Again, as if there was a distinction between being merely a serial killer and being sick enough to pose a body in a provocative and shocking way.
Kelsey Caldwell was out there. She just had to be.
Unsurprisingly, Lifetime was not Grace Alexander’s go-to cable channel. She was more of an Investigation Discovery viewer. Yet when scrolling through the TV channel guide while she waited for Shane to get home, she noticed the umpteenth rerun of The Deliberate Stranger, the TV miniseries about Ted Bundy. She had watched the two-part series once with her mother, who hadn’t thought the facts were at odds with the truth. Or at least some TV writer’s version of the truth. One thing that had rankled Grace however, had been Sissy’s insistence that Mark Harmon was too handsome to play Tacoma’s evilest native son.
“Bundy was not that good looking,” Sissy had said when they’d watched the marathon of serial-killer TV movies one day, the pinnacle of which had been The Deliberate Stranger. “He wasn’t some ogre, I’ll give him that. They always tried to glamorize the bastard.”
Grace cringed whenever her mother swore. It just didn’t seem to fit her personality. Her mother was tough, but gentle. She lived her life like she was from the South or England-tea in the afternoon, sandwiches with the crusts removed, pinochle games, and ladies’ auxiliary meetings. Not women’s, but ladies’. Grace knew the source of the bitterness that came from her mouth was because of the hurt of losing Tricia.

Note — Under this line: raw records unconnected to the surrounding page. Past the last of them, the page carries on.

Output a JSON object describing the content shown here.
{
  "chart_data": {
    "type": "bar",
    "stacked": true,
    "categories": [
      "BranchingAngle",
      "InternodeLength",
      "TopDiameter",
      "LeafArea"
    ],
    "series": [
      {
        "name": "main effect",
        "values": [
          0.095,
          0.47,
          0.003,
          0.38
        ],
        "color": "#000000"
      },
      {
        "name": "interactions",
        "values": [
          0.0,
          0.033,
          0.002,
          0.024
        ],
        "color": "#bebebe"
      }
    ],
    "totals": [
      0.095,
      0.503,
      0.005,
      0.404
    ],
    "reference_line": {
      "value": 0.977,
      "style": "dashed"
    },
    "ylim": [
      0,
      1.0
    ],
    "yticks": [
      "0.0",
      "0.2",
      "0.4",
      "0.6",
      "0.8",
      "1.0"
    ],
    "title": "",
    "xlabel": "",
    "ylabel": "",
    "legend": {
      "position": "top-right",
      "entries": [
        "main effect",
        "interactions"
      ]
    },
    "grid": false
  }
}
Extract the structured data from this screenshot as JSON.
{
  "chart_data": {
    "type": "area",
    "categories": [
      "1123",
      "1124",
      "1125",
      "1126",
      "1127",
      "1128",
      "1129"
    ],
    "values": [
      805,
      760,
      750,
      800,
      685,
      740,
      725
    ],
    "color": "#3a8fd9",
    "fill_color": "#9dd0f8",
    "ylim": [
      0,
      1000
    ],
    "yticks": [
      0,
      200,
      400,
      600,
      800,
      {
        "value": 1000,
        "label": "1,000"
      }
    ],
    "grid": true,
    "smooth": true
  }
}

The one she loved more than me.
“Just a movie, Mom,” she said.
“More than a movie,” Sissy said, snuggling next to Grace on the sofa that commanded most of the living room in their cozy house. “It is a reminder.”
Grace thought about it. She was just a girl then, but she knew that she probably shouldn’t push too much even when she wanted to know more.
“A reminder of what?” she asked anyway.
Sissy looked at her, in that unblinking way that she did when she needed to prove a point. “That sometimes the bad guy gets away.”
“But they caught him,” Grace said.
Sissy didn’t blink. “They didn’t catch him for all that he’s done.”
Grace was aware that her mom was writing to Ted at that time. She knew that she was trying to get the death row inmate to confess to his crimes-all of them, including the murder of her sister. It wasn’t that Grace wasn’t interested in what her mom was doing, but she really didn’t talk to her about the letters. At the time, talking to either of her parents about anything related to Tricia just made her feel so second place.
“Mom,” she finally said, “maybe you’ll never, ever know.”
Sissy O’Hare glanced away from the TV and held her daughter’s gaze.
“That’s not acceptable,” she said, her eyes dampening a little. “I will never rest until I know. I need you to understand this. I need you to stand with me on this. We can’t ever rest until Ted Bundy has admitted to everything that he did to us. To your sister. To all of the people who were so unfortunate to have met him, talked to him, got into his car.”
Grace just sat there. Her mom was obsessed. There was no doubt about it. What could she say to calm her?
She swallowed. “I love you, Mom.” She put her hand on her mother’s and gripped it. “Stop. You’re scaring me.”